Burall v. Johnston

62 F. Supp. 825 | N.D. Cal. | 1945

ST. SURE, District Judge.

This is petitioner’s fifth petition for writ of habeas corpus. The first, No. 23592-L, was filed November 15, 1941, and denied by me on January 2, 1942, certiorari denied, 316 U.S. 650, 62 S.Ct. 1300, 86 L.Ed. 1732. The second, No. 23687-W, was filed July 13, 1942, and denied by Judge Martin I. Welsh on November 14, 1942. The Ninth Circuit Court of Appeals affirmed, 134 F.2d 614, certiorari denied 316 U.S. 768, 63 S.Ct. 1327, 87 L.Ed. 1717, rehearing denied 320 U.S. 810, 64 S.Ct. 30, 88 L.Ed. 490, second petition for rehearing denied 320 U.S. 812, 64 S.Ct. 187, 88 L.Ed. 490. The fourth petition, No. 22785-S was filed before me on October 1, 1943, and denied on December 15, 1943, 53 F.Supp. 126, affirmed on appeal, 9 Cir., 146 F.2d 230, certiorari denied June 18, 1945, 325 U.S. 887, 65 S.Ct. 1567.

It is apparent that the petition does not show sufficient facts upon its face to warrant the granting of the writ, but nevertheless it has been considered “with solicitude for the essential rights of the accused.” Glasser v. United States, 315 U.S. 60, 71, 62 S.Ct. 457, 465, 86 L.Ed. 680.

Petitioner was charged with violation of section 320, Title 18 U.S.C.A. (assault*826ing mail custodian and robbing mail) in the United States District Court for the Southern District of Illinois, Northern Division. He was tried and convicted by a jury and thereafter, on February 11, 1939, sentenced to serve twenty-five years in a penitentiary. At the trial he was represented by counsel appointed by the trial judge.

Petitioner contends that the judgment of sentence and commitment is void because he was not represented by counsel at the hearing before the Commissioner; because the evidence obtained at the Commissioner’s hearing was evidence obtained through coercion and used to procure the indictment; and because he was denied assistance of counsel of his own choice.

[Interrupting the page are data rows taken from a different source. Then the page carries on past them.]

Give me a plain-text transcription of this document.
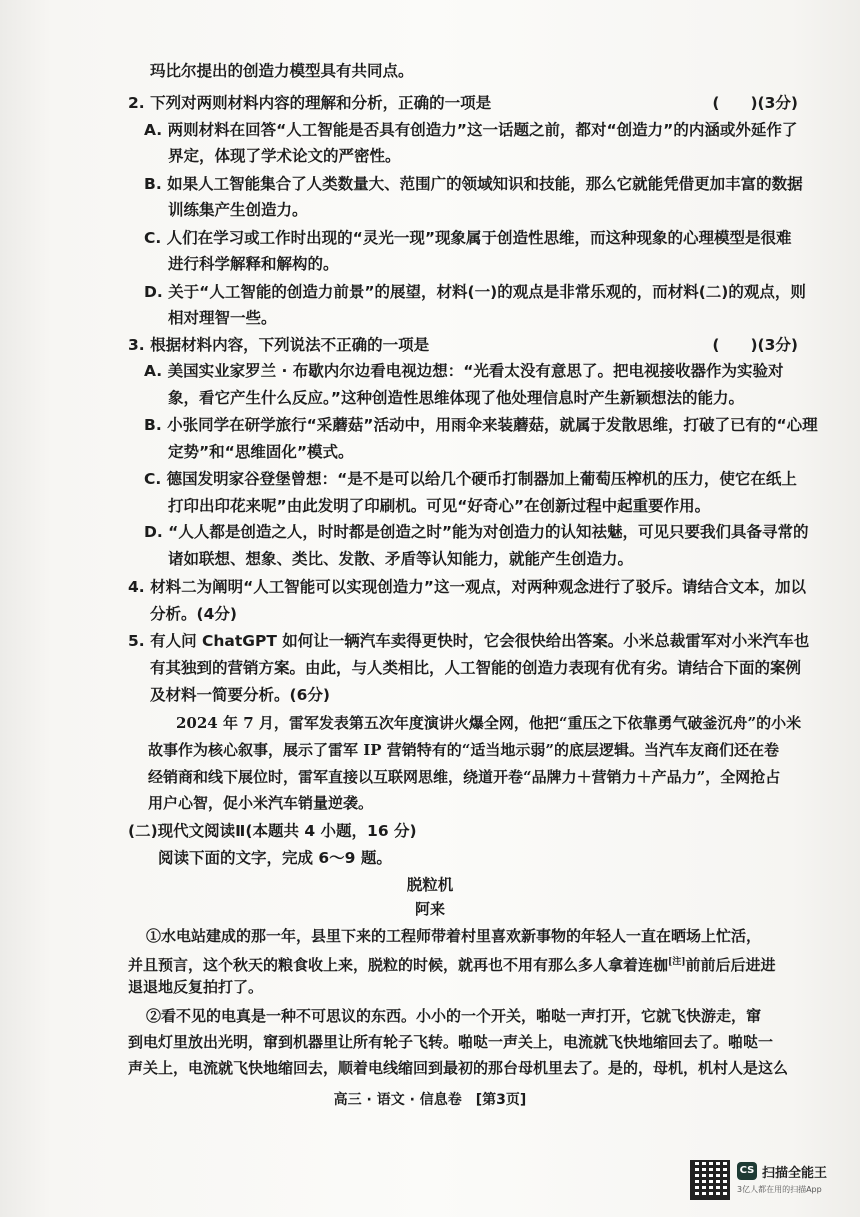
玛比尔提出的创造力模型具有共同点。
2. 下列对两则材料内容的理解和分析，正确的一项是	(　　)(3分)
A. 两则材料在回答“人工智能是否具有创造力”这一话题之前，都对“创造力”的内涵或外延作了
界定，体现了学术论文的严密性。
B. 如果人工智能集合了人类数量大、范围广的领域知识和技能，那么它就能凭借更加丰富的数据
训练集产生创造力。
C. 人们在学习或工作时出现的“灵光一现”现象属于创造性思维，而这种现象的心理模型是很难
进行科学解释和解构的。
D. 关于“人工智能的创造力前景”的展望，材料(一)的观点是非常乐观的，而材料(二)的观点，则
相对理智一些。
3. 根据材料内容，下列说法不正确的一项是	(　　)(3分)
A. 美国实业家罗兰 · 布歇内尔边看电视边想：“光看太没有意思了。把电视接收器作为实验对
象，看它产生什么反应。”这种创造性思维体现了他处理信息时产生新颖想法的能力。
B. 小张同学在研学旅行“采蘑菇”活动中，用雨伞来装蘑菇，就属于发散思维，打破了已有的“心理
定势”和“思维固化”模式。
C. 德国发明家谷登堡曾想：“是不是可以给几个硬币打制器加上葡萄压榨机的压力，使它在纸上
打印出印花来呢”由此发明了印刷机。可见“好奇心”在创新过程中起重要作用。
D. “人人都是创造之人，时时都是创造之时”能为对创造力的认知祛魅，可见只要我们具备寻常的
诸如联想、想象、类比、发散、矛盾等认知能力，就能产生创造力。
4. 材料二为阐明“人工智能可以实现创造力”这一观点，对两种观念进行了驳斥。请结合文本，加以
分析。(4分)
5. 有人问 ChatGPT 如何让一辆汽车卖得更快时，它会很快给出答案。小米总裁雷军对小米汽车也
有其独到的营销方案。由此，与人类相比，人工智能的创造力表现有优有劣。请结合下面的案例
及材料一简要分析。(6分)
2024 年 7 月，雷军发表第五次年度演讲火爆全网，他把“重压之下依靠勇气破釜沉舟”的小米
故事作为核心叙事，展示了雷军 IP 营销特有的“适当地示弱”的底层逻辑。当汽车友商们还在卷
经销商和线下展位时，雷军直接以互联网思维，绕道开卷“品牌力＋营销力＋产品力”，全网抢占
用户心智，促小米汽车销量逆袭。
(二)现代文阅读Ⅱ(本题共 4 小题，16 分)
阅读下面的文字，完成 6～9 题。
脱粒机
阿来
①水电站建成的那一年，县里下来的工程师带着村里喜欢新事物的年轻人一直在晒场上忙活，
并且预言，这个秋天的粮食收上来，脱粒的时候，就再也不用有那么多人拿着连枷[注]前前后后进进
退退地反复拍打了。
②看不见的电真是一种不可思议的东西。小小的一个开关，啪哒一声打开，它就飞快游走，窜
到电灯里放出光明，窜到机器里让所有轮子飞转。啪哒一声关上，电流就飞快地缩回去了。啪哒一
声关上，电流就飞快地缩回去，顺着电线缩回到最初的那台母机里去了。是的，母机，机村人是这么
高三 · 语文 · 信息卷　[第3页]
CS 扫描全能王
3亿人都在用的扫描App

The question of the right to assistance of counsel at the preliminary hearing before a Commissioner was decided adversely to petitioner in Burall v. Johnston, D.C., 53 F.Supp. 126, affirmed 9 Cir., 146 F.2d 230, certiorari denied June 18, 1945, 325-U.S. 887, 65 S.Ct. 1567.

In support of his second contention, that evidence was obtained by coercion at the hearing before the Commissioner, petitioner cites McNabb v. United States, 318 U.S. 332, 63 S.Ct. 608, 87 L.Ed. 819. In the McNabb case, before defendants were taken before the Commissioner they were submitted to a “relentless sweating process” by federal officers, through which incriminating statements were obtained which were made the basis for criminal prosecution. No such circumstances are shown here. The holding in the McNabb case was not intended to extend to legal hearings before a Commissioner. And as was said in Burall v. Johnston, 9 Cir., 134 F.2d 614: “The time to inquire into the circumstances of the confession was during the progress of the trial, and error committed, if any, was subject to correction on appeal.”

On the question of the right to the assistance of counsel of his own choice, petitioner cites Glasser v. United States, supra. It is obvious that the facts relied on here were known to petitioner when he filed his prior petitions. If he intended to rely upon them he should have urged them in the first petition. “To reserve them for use in a later proceeding ‘was to make abusive use of the writ of habeas corpus.’ ” Swihart v. Johnston, 9 Cir., 150 F.2d 721, 723. Furthermore, it appears that petitioner is attempting to use the writ of habeas corpus as a writ of review or as a means of correcting error in the admission of evidence. This he cannot do. Bowen v. Johnston, 306 U.S. 19, 23, 59 S.Ct. 442, 83 L.Ed. 455; Johnson v. Zerbst, 304 U.S. 458, 465, 58 S.Ct. 1019, 82 L.Ed. 1461, 146 A.L.R. 357.

Subsequent to the filing of this petition for writ of habeas corpus and after assignment under Court rules of the case to the undersigned, petitioner filed a motion to remand this petition for hearing to Judge Michael J. Roche upon the ground that he addressed his petition to Judge Roche. This is an attempt on the part of petitioner to select the Judge before whom he wishes the petition heard, which he may not do. Burall v. Johnston, D.C., 53 F.Supp. 126, supra.

The motion to remand and the petition for writ of habeas corpus will be denied.